Dr. Donald Waller started the petition to list the Venus flytrap as an endangered species. According to Waller, the Venus flytrap's population has decreased by 95 percent.

UW professor leads petition to save venus flytraps

Ecologists at University of Wisconsin-Madison led a petition with the U.S. Fish and Wildlife Service on Oct 21, demanding Venus flytrap be recorded as an endangered species in accordance with the Endangered Species Act.

Famous for catching insects with leaves, the Venus flytrap is popular among plant lovers, widely cultivated and was brought on a Broadway show “Little Shop of Horrors” in 2003. However, wild populations only grow in the Carolinas’ coastal plains and their numbers are decreasing.

“It’s a plant in trouble,” said Donald Waller, an ecologist at University of Wisconsin-Madison and the lead author of the petition. “It’s lost more than 95 percent of its original population size, it’s lost more than half of its original population locations.”

The Venus flytrap originated in the United States with only one species in the rare genus, yet the populations and habitats are declining due to construction, poaching and stealing, Waller said.

It became not only illegal but also felonious in North Carolina in 2014 to steal a wild Venus flytrap. In 2015, four men were arrested for stealing 970 plants, which is 3 percent of the world’s population of Venus flytraps in the wild, Waller said.

For Waller, Venus flytrap is more than a Broadway star. He wrote a paper about the evolutionary origins of the snap trap mechanism it uses to capture insects for the 150th anniversary of Charles Darwin’s publication of “The Origins of Species”.

“Darwin was fascinated by Venus flytrap,” Waller said. “My paper was attributed to Charles Darwin’s work and attempted to extend it and bring it up to the present with more modern understandings.”

During his research, Waller said he was surprised that the plant was not listed as an endangered species and started to seek help in saving the wild species. Jo Handelsman, the Associate Director for Science at the White House Office of Science and Technology Policy, advised him to file a petition.
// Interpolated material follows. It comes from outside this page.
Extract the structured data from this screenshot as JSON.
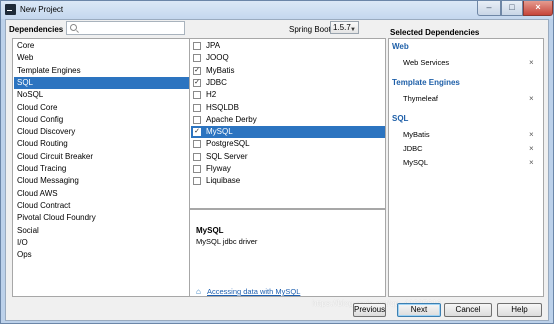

Although requiring only one signature, 25 botanists and ecologists from the United States and the United Kingdom filed and signed the petition with Waller.

If the U.S. Fish and Wildlife Service decided the data in the petition was substantial, it would take at least one year to review the materials. For plants, the average time is 18 years, Waller said.

“We are also trying to get the public interested and involved,” Waller said. “We need an effort here to raise public awareness.”

He started an online petition on www.change.org, an online petition platform, that has collected 622 signatures from all over the world.